There, a much more familiar view depicts our significantly higher CPI rate and, ultimately, a constant increase in inflation. St. Maarten’s abnormally high CPI presentation necessitates our inves- tigation. A statistical overview, a box plot, and some simple line graphs helped us validate ideas on a perceived issue and will ultimately allow us to find a solution. Most of our analysis at this point depends on some relationship between the countries specified in the paper. We should determine the nature of their relationship and decide if we can utilize that to develop plans or further investigations for St. Maarten. Let us proceed to verify a correlation between these countries’ data sets.
Proven Relationship
Correlations test how strongly two variables relate to one another. The relationships can be positive or negative. Though correlation does not directly mean cause, if we have a positive relationship with any of the other countries, we will use this as a green light for our investigation. First, in conducting a correlation check, we must choose between a few methods for calculating correlations. There are a few default choices, such as the Pearson Correlation Coefficient, Spearman Rank Correlation, and Kendall’s Tau. They all work a bit differently, but for this Micro ANTS, we will utilize the Pearson Correlation Coefficient as our data set complies with its requirements of linearly related variables. In Figure 4, we have tested the linear relationship using a matrix of scatter plots.

Now, we can determine if our data sets amongst the various countries correlate. Figure 5 shows the results using a Heat Map. Simply put, the blue defines a negative correlation, and the red defines a positive correlation.
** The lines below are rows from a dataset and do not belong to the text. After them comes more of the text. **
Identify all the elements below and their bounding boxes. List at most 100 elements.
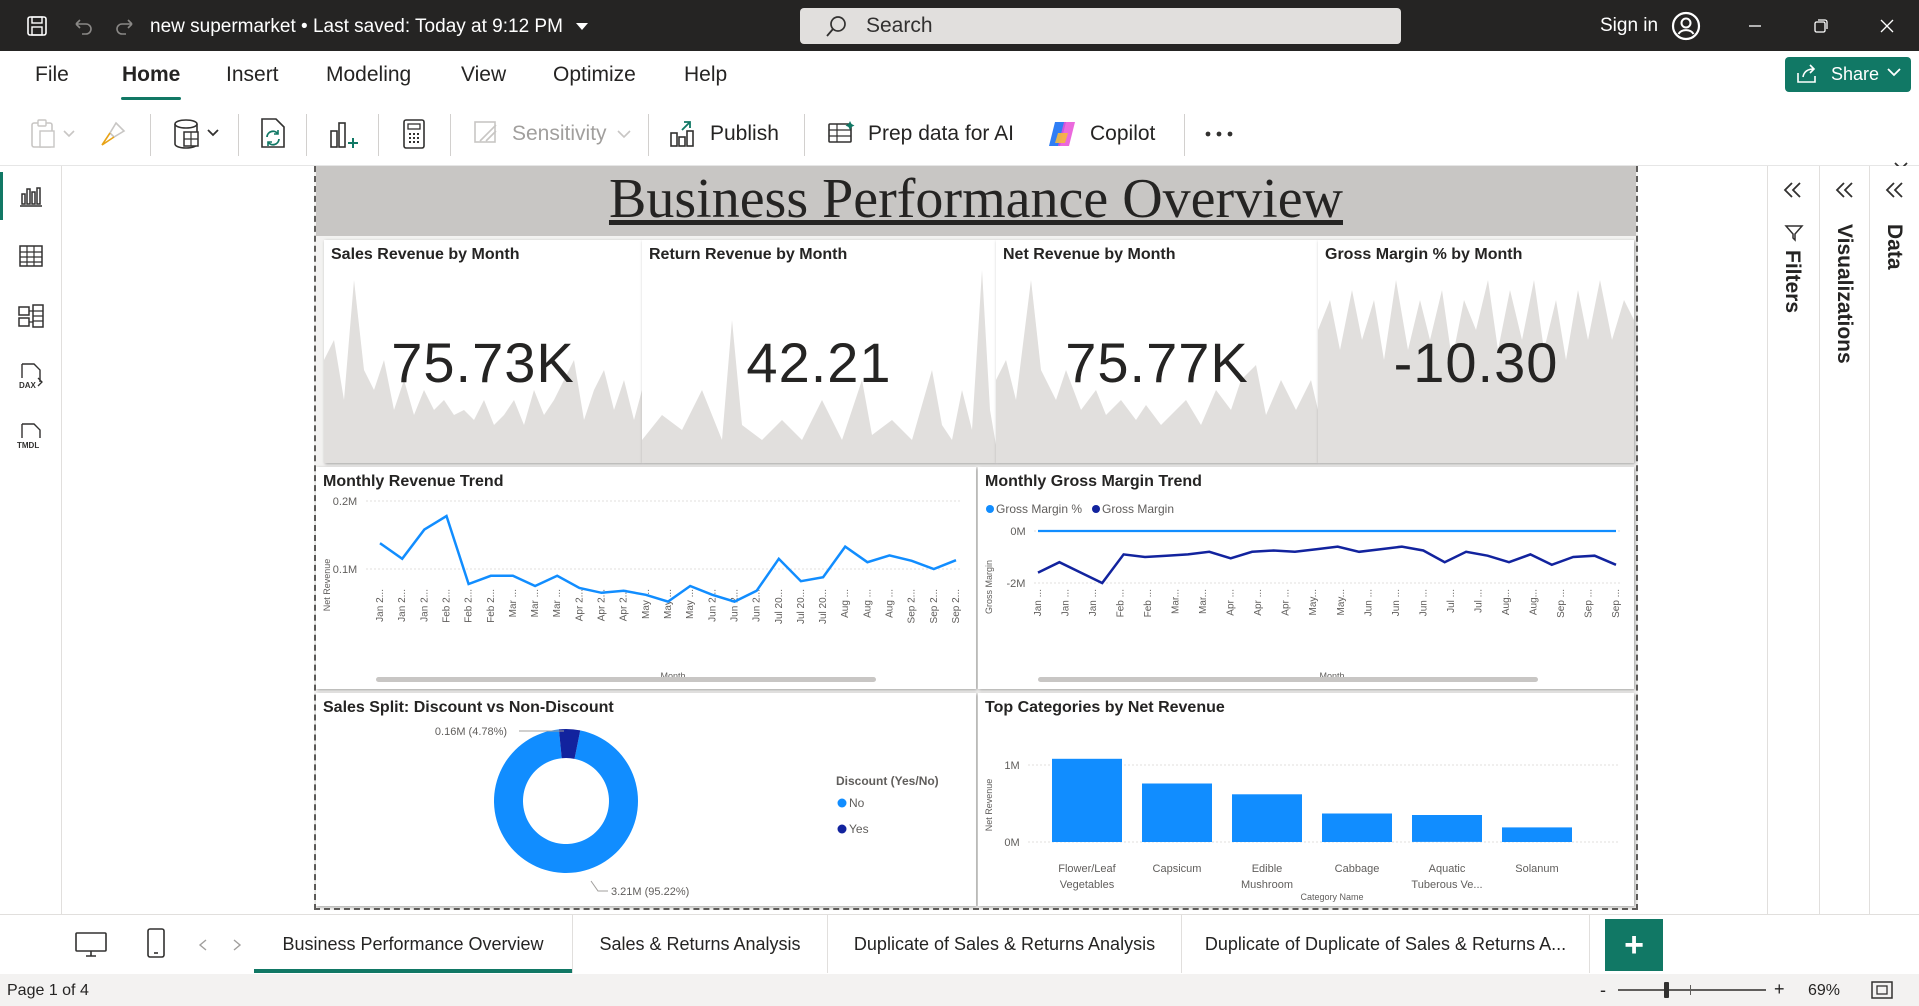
new-visual-button[interactable]	[328, 102, 360, 166]
add-page-button[interactable]: +	[1605, 919, 1663, 971]
new-measure-button[interactable]	[400, 102, 428, 166]
account-icon[interactable]	[1670, 0, 1702, 51]
zoom-slider-thumb[interactable]	[1664, 982, 1669, 998]
paste-button[interactable]	[30, 102, 76, 166]
tab-view[interactable]: View	[460, 63, 507, 87]
zoom-in-button[interactable]: +	[1774, 979, 1785, 1000]
close-icon[interactable]	[1872, 0, 1902, 51]
toolbar-divider	[306, 114, 307, 156]
y-axis-title: Net Revenue	[984, 779, 994, 832]
tab-home[interactable]: Home	[121, 63, 182, 100]
tab-insert[interactable]: Insert	[225, 63, 280, 87]
copilot-button[interactable]: Copilot	[1046, 102, 1155, 166]
desktop-layout-icon[interactable]	[74, 931, 108, 959]
chevron-down-icon	[1887, 67, 1901, 77]
x-tick-label: Mushroom	[1241, 879, 1293, 891]
tab-file[interactable]: File	[34, 63, 70, 87]
refresh-button[interactable]	[258, 102, 288, 166]
data-pane[interactable]: Data	[1869, 166, 1919, 914]
top-categories-chart[interactable]: Top Categories by Net Revenue 1M 0M Net …	[978, 693, 1634, 906]
x-tick-label: Mar...	[1171, 589, 1182, 614]
format-painter-button[interactable]	[98, 102, 128, 166]
kpi-value: -10.30	[1393, 331, 1559, 394]
margin-trend-chart[interactable]: Monthly Gross Margin Trend Gross Margin …	[978, 467, 1634, 689]
y-tick-label: 0M	[1010, 526, 1025, 538]
x-tick-label: Apr 2...	[619, 589, 630, 621]
expand-chevron-icon[interactable]	[1834, 180, 1856, 200]
discount-split-chart[interactable]: Sales Split: Discount vs Non-Discount 0.…	[316, 693, 976, 906]
zoom-slider[interactable]	[1618, 982, 1766, 998]
more-icon	[1204, 130, 1234, 138]
tab-optimize[interactable]: Optimize	[552, 63, 637, 87]
zoom-level[interactable]: 69%	[1808, 982, 1840, 1000]
model-view-button[interactable]	[0, 288, 62, 344]
file-name: new supermarket	[150, 16, 296, 37]
page-tab-duplicate-duplicate[interactable]: Duplicate of Duplicate of Sales & Return…	[1182, 915, 1590, 973]
horizontal-scrollbar[interactable]	[376, 677, 876, 682]
undo-icon[interactable]	[68, 0, 98, 51]
page-tab-duplicate-sales-returns[interactable]: Duplicate of Sales & Returns Analysis	[828, 915, 1182, 973]
title-bar: new supermarket • Last saved: Today at 9…	[0, 0, 1919, 51]
report-canvas: Business Performance Overview Sales Reve…	[62, 166, 1767, 914]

To help us move forward, let’s establish that a positive correlation means that if element a increases, so will element b. With a negative correlation, if element a increases, element b will decrease. Now that we have this in mind, let us look at our results. There is an immediate and glaring separation within the heat map. Saba, Bonaire, and St. Eu- statius are highly correlated but negatively correlated with The Netherlands and neutral with St. Maarten. On the other hand, the Netherlands and St. Maarten are highly correlated with each other and negatively correlated with Saba, Bonaire, and St. Eustatius. The Heat Map suggests that if any of the underlying factors, such as supply chain disruptions, monetary policies, and demand that affect CPI prices, were to increase in the Netherlands, The data suggests St. Maarten would indeed feel the effects. For example, if, in a given year, the Netherlands experiences significant inflation due to rising energy prices or increased consumer demand, the data suggests that St. Maarten will likely experience similar economic pressures. However, more importantly, are the effects equal to the country’s size and complexity? Can St. Maarten recover as fast from these increases as the Netherlands? Should we consider reducing our correlation, which would, in turn, afford us a reduction in our CPI rates?
Final Thoughts
The graph may indicate which countries are correlated, but it can also hint at areas that require more attention. Being correlated to a country like the Netherlands may not be terrible, but the level of correlation suggests practices that may be out of the scope of the country. When we look at Saba, Bonaire, and St. Eustatius, which are territories and public bodies of the Netherlands, they are far more similar to St. Maarten in location, geography, people, lifestyle, etc. Yet they've been able to maintain or even stay below the Netherlands in CPI trends. With this insight, we should also identify methods our neighboring countries employ to remain efficient and at a lower centrality point where CPI is concerned. While our analysis has limitations, I want to emphasize that these are not insurmountable. We fully acknowledge the constraints, be it by the availability of data, the methodologies applied, and the temporal scope of our research. Despite these, our primary objective has been to ignite a conversation and deepen the understanding of data science's role and potential in St. Maarten. We should continue this investigation, as there is excellent potential for improvement.